Email addresses in postings

Mon, 2014-05-19 09:10 by admin · Forum/category:

Never put real email addresses in web sites. The reason is that web email address harvesters will find them and use them to send spam to the address.

Here are two Javascript-based ways to obfuscate email addresses such that they remain clickable. In the Content Management System (CMS) Drupal, i.e. on this web site here, you have to change the input format to "Partly HTML" for any of the following methods to work. Only editors can do this. Non-editors have to resort to one of the simpler, but less elegant methods. Other CMS work differently, but the idea is the same.

The idea is that the actual email address does not appear anywhere until a user actually clicks on the similar-looking, but intentionally distorted address.

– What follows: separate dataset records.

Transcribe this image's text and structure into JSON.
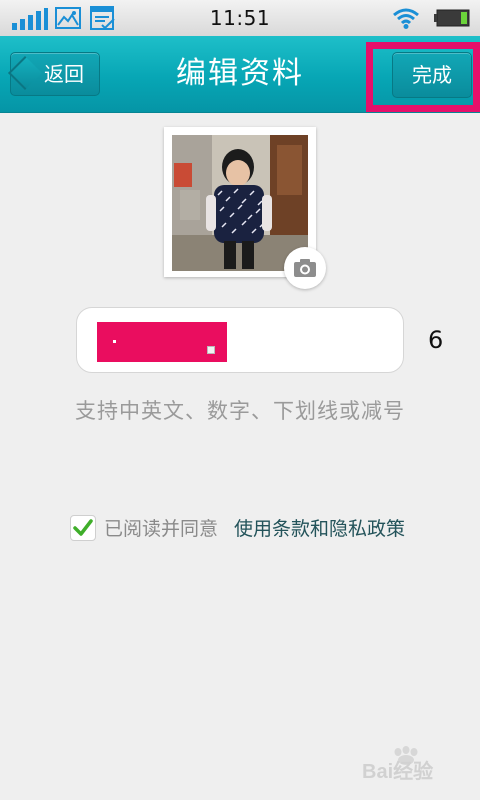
{
  "status_bar": {
    "time": "11:51",
    "icons": [
      "signal-icon",
      "image-notification-icon",
      "document-notification-icon",
      "wifi-icon",
      "battery-icon"
    ]
  },
  "header": {
    "back_label": "返回",
    "title": "编辑资料",
    "done_label": "完成"
  },
  "profile": {
    "avatar": "child-photo",
    "camera_icon": "camera-icon"
  },
  "nickname": {
    "char_count": "6",
    "hint": "支持中英文、数字、下划线或减号"
  },
  "agreement": {
    "checked": true,
    "label": "已阅读并同意",
    "link": "使用条款和隐私政策"
  },
  "watermark": {
    "text": "Bai经验"
  },
  "colors": {
    "nav_bar": "#0aa6b6",
    "highlight": "#e5106a",
    "redaction": "#ea0d5f",
    "checkmark": "#3fae2a",
    "link": "#23535a",
    "status_icons": "#1a8fd6"
  }
}
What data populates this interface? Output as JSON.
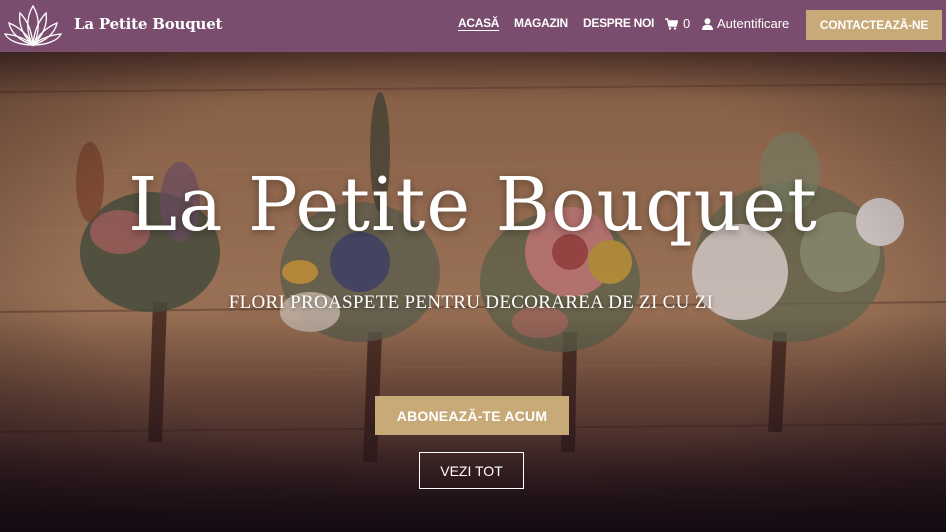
{
  "header": {
    "brand": "La Petite Bouquet",
    "nav": [
      "ACASĂ",
      "MAGAZIN",
      "DESPRE NOI"
    ],
    "cart_count": "0",
    "login_label": "Autentificare",
    "contact_label": "CONTACTEAZĂ-NE"
  },
  "hero": {
    "title": "La Petite Bouquet",
    "subtitle": "FLORI PROASPETE PENTRU DECORAREA DE ZI CU ZI",
    "subscribe_label": "ABONEAZĂ-TE ACUM",
    "see_all_label": "VEZI TOT"
  },
  "colors": {
    "header_bg": "#7a4c6e",
    "accent_gold": "#c8a978",
    "text": "#ffffff"
  },
  "icons": [
    "lotus-logo-icon",
    "cart-icon",
    "user-icon"
  ]
}
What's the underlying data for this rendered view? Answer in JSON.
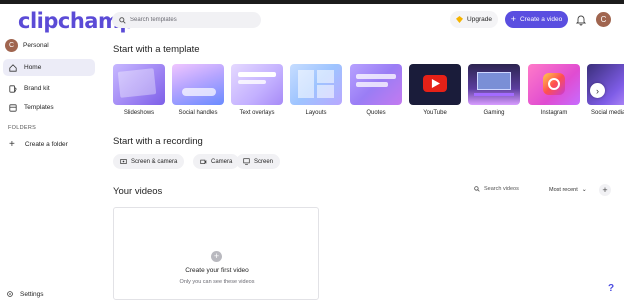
{
  "header": {
    "logo": "clipchamp",
    "search_placeholder": "Search templates",
    "upgrade_label": "Upgrade",
    "create_label": "Create a video",
    "avatar_initial": "C"
  },
  "sidebar": {
    "profile_initial": "C",
    "profile_name": "Personal",
    "items": [
      {
        "label": "Home",
        "icon": "home-icon"
      },
      {
        "label": "Brand kit",
        "icon": "brand-kit-icon"
      },
      {
        "label": "Templates",
        "icon": "templates-icon"
      }
    ],
    "folders_label": "FOLDERS",
    "create_folder_label": "Create a folder",
    "settings_label": "Settings"
  },
  "main": {
    "templates_heading": "Start with a template",
    "templates": [
      {
        "label": "Slideshows"
      },
      {
        "label": "Social handles"
      },
      {
        "label": "Text overlays"
      },
      {
        "label": "Layouts"
      },
      {
        "label": "Quotes"
      },
      {
        "label": "YouTube"
      },
      {
        "label": "Gaming"
      },
      {
        "label": "Instagram"
      },
      {
        "label": "Social media"
      }
    ],
    "recording_heading": "Start with a recording",
    "recordings": [
      {
        "label": "Screen & camera"
      },
      {
        "label": "Camera"
      },
      {
        "label": "Screen"
      }
    ],
    "videos_heading": "Your videos",
    "search_videos_placeholder": "Search videos",
    "sort_label": "Most recent",
    "empty_title": "Create your first video",
    "empty_subtitle": "Only you can see these videos"
  },
  "colors": {
    "brand": "#5b4bd6",
    "primary_button": "#5a4ee0",
    "avatar": "#a0654f",
    "active_nav": "#ececf7"
  }
}
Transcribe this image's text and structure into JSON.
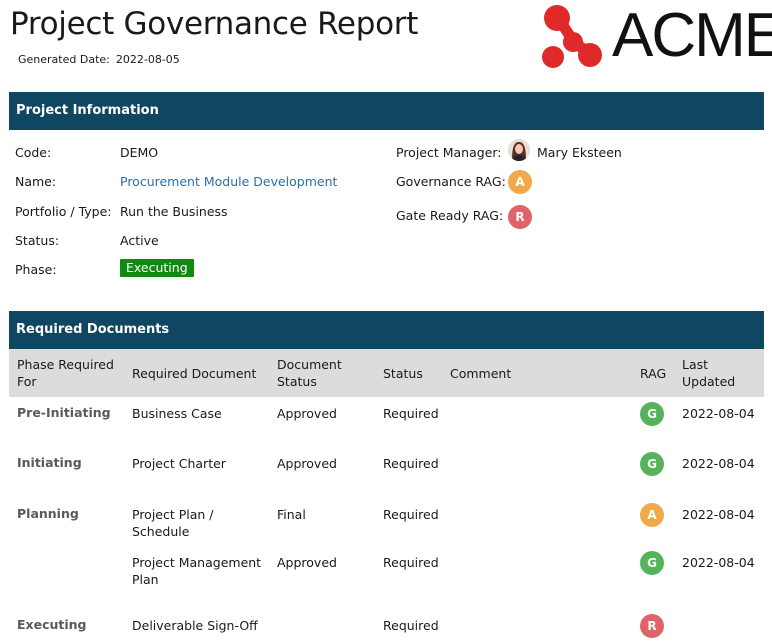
{
  "report": {
    "title": "Project Governance Report",
    "generated_label": "Generated Date:",
    "generated_value": "2022-08-05"
  },
  "logo": {
    "text": "ACME",
    "color": "#e02a2a"
  },
  "colors": {
    "header": "#0f4662",
    "green": "#57b35b",
    "amber": "#f0a94a",
    "red": "#de6468",
    "executing": "#108a10"
  },
  "project_info": {
    "header": "Project Information",
    "code_label": "Code:",
    "code": "DEMO",
    "name_label": "Name:",
    "name": "Procurement Module Development",
    "portfolio_label": "Portfolio / Type:",
    "portfolio": "Run the Business",
    "status_label": "Status:",
    "status": "Active",
    "phase_label": "Phase:",
    "phase": "Executing",
    "pm_label": "Project Manager:",
    "pm": "Mary Eksteen",
    "gov_rag_label": "Governance RAG:",
    "gov_rag": "A",
    "gate_rag_label": "Gate Ready RAG:",
    "gate_rag": "R"
  },
  "documents": {
    "header": "Required Documents",
    "columns": [
      "Phase Required For",
      "Required Document",
      "Document Status",
      "Status",
      "Comment",
      "RAG",
      "Last Updated"
    ],
    "rows": [
      {
        "phase": "Pre-Initiating",
        "document": "Business Case",
        "doc_status": "Approved",
        "status": "Required",
        "comment": "",
        "rag": "G",
        "updated": "2022-08-04"
      },
      {
        "phase": "Initiating",
        "document": "Project Charter",
        "doc_status": "Approved",
        "status": "Required",
        "comment": "",
        "rag": "G",
        "updated": "2022-08-04"
      },
      {
        "phase": "Planning",
        "document": "Project Plan / Schedule",
        "doc_status": "Final",
        "status": "Required",
        "comment": "",
        "rag": "A",
        "updated": "2022-08-04"
      },
      {
        "phase": "",
        "document": "Project Management Plan",
        "doc_status": "Approved",
        "status": "Required",
        "comment": "",
        "rag": "G",
        "updated": "2022-08-04"
      },
      {
        "phase": "Executing",
        "document": "Deliverable Sign-Off",
        "doc_status": "",
        "status": "Required",
        "comment": "",
        "rag": "R",
        "updated": ""
      }
    ]
  }
}
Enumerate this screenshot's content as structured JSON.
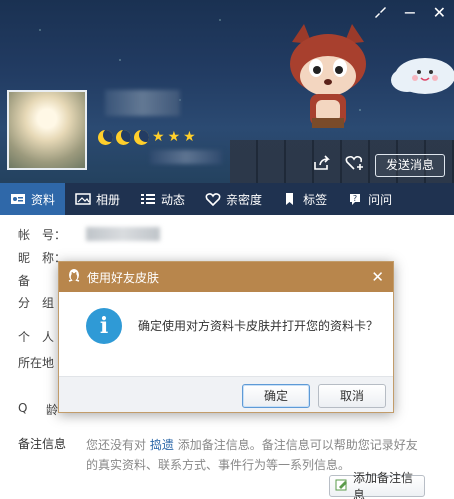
{
  "window": {
    "controls": {
      "skin_icon": "brush-icon",
      "minimize": "−",
      "close": "✕"
    }
  },
  "profile": {
    "level_icons": [
      "moon",
      "moon",
      "moon",
      "star",
      "star",
      "star"
    ],
    "send_message_label": "发送消息"
  },
  "tabs": [
    {
      "label": "资料",
      "icon": "profile-card-icon",
      "active": true
    },
    {
      "label": "相册",
      "icon": "photo-album-icon",
      "active": false
    },
    {
      "label": "动态",
      "icon": "feed-list-icon",
      "active": false
    },
    {
      "label": "亲密度",
      "icon": "heart-icon",
      "active": false
    },
    {
      "label": "标签",
      "icon": "bookmark-icon",
      "active": false
    },
    {
      "label": "问问",
      "icon": "question-icon",
      "active": false
    }
  ],
  "fields": {
    "account_label": "帐　号：",
    "nickname_label": "昵　称：",
    "remark_label_partial": "备",
    "group_label_partial": "分　组",
    "personal_label_partial": "个　人",
    "location_label_partial": "所在地",
    "q_label": "Q",
    "age_label_partial": "龄"
  },
  "note": {
    "label": "备注信息",
    "text_prefix": "您还没有对",
    "link_text": "捣遗",
    "text_suffix": "添加备注信息。备注信息可以帮助您记录好友的真实资料、联系方式、事件行为等一系列信息。",
    "add_button": "添加备注信息"
  },
  "dialog": {
    "title": "使用好友皮肤",
    "message": "确定使用对方资料卡皮肤并打开您的资料卡？",
    "ok": "确定",
    "cancel": "取消",
    "close": "✕"
  },
  "colors": {
    "header_bg": "#223c63",
    "tab_bar": "#1f3250",
    "tab_active": "#2f68a9",
    "dialog_title": "#b8864c",
    "info_icon": "#2f9ad6",
    "level_gold": "#ffcf2b"
  }
}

The distorted address should look sufficiently similar to the real address that even users who have Javascript disabled in their web browser can still manually reconstruct the correct address.

Of course you have to replace name and in the following examples with the actual email address. Please see the notes below for more details.

Method 1: Use a character other than @

Example using the copyright © character:


Code to achieve this:

<a href="mailto:name©" onclick="var obfuscated = this.getAttribute('href'); if (obfuscated.indexOf('©') > 0) { this.href = obfuscated.split('©')[0] + '@' + obfuscated.split('©')[1]; }">name©</a>

Method 2: Insert an uncommon obfuscation string

Example using xxxremovexxx. Don't use RemoveThis or DeleteThis or upper case markers, as these may be recognized by address harvesters:


Code to achieve this:

<a href="" onclick="var obfuscated = this.getAttribute('href'); var obfuscatorString = 'xxxremovexxx'; if (obfuscated.indexOf(obfuscatorString) > 0) { this.href = obfuscated.split(obfuscatorString)[0] + obfuscated.split(obfuscatorString)[1]; }">email</a>


  1. Of course you have to replace name and with your desired email address.
  2. The procedure requires Input format Partly HTML or Completely HTML. It does not work with Filtered HTML, because that filters out Javascript attributes.
  3. The entire <a …> tag must not contain any line break.
  4. After copying the example replace the email address with the real one and obfuscate it, i.e. replace the @ sign or insert the obfuscator string. The obfuscator string can be put anywhere in the email address on either side of the @ sign.
  5. In method 1, instead of the replacement character © you can use any other similar-looking character, such as: ® Ø ø ¤, or you can even use multi-character combinations, such as () or (a). Don't use anything with "at", because that is already too widely used and may be recognized automatically.
  6. The content of the <a ...> tag, i.e. the text before </a>, can be a readable, but obfuscated email address or simply any other text, like, "email". This is what the reader sees as the email link.
  7. After the reader clicked the link once, it will appear de-obfuscated during the rest of the user's session, i.e. the proper email address will appear.
  8. The few readers without functioning Javascript will get the obfuscated email address and will have to correct it by hand.

Technical background:

When the user clicks on the link, Javascript is activated through the onclick attribute. The little Javascript program takes the href attribute and removes or replaces the obfuscation. The important point is that the final, correct email address doesn't appear anywhere in the original page, not even in the Javascript code, because otherwise it could be found through email address harvesting.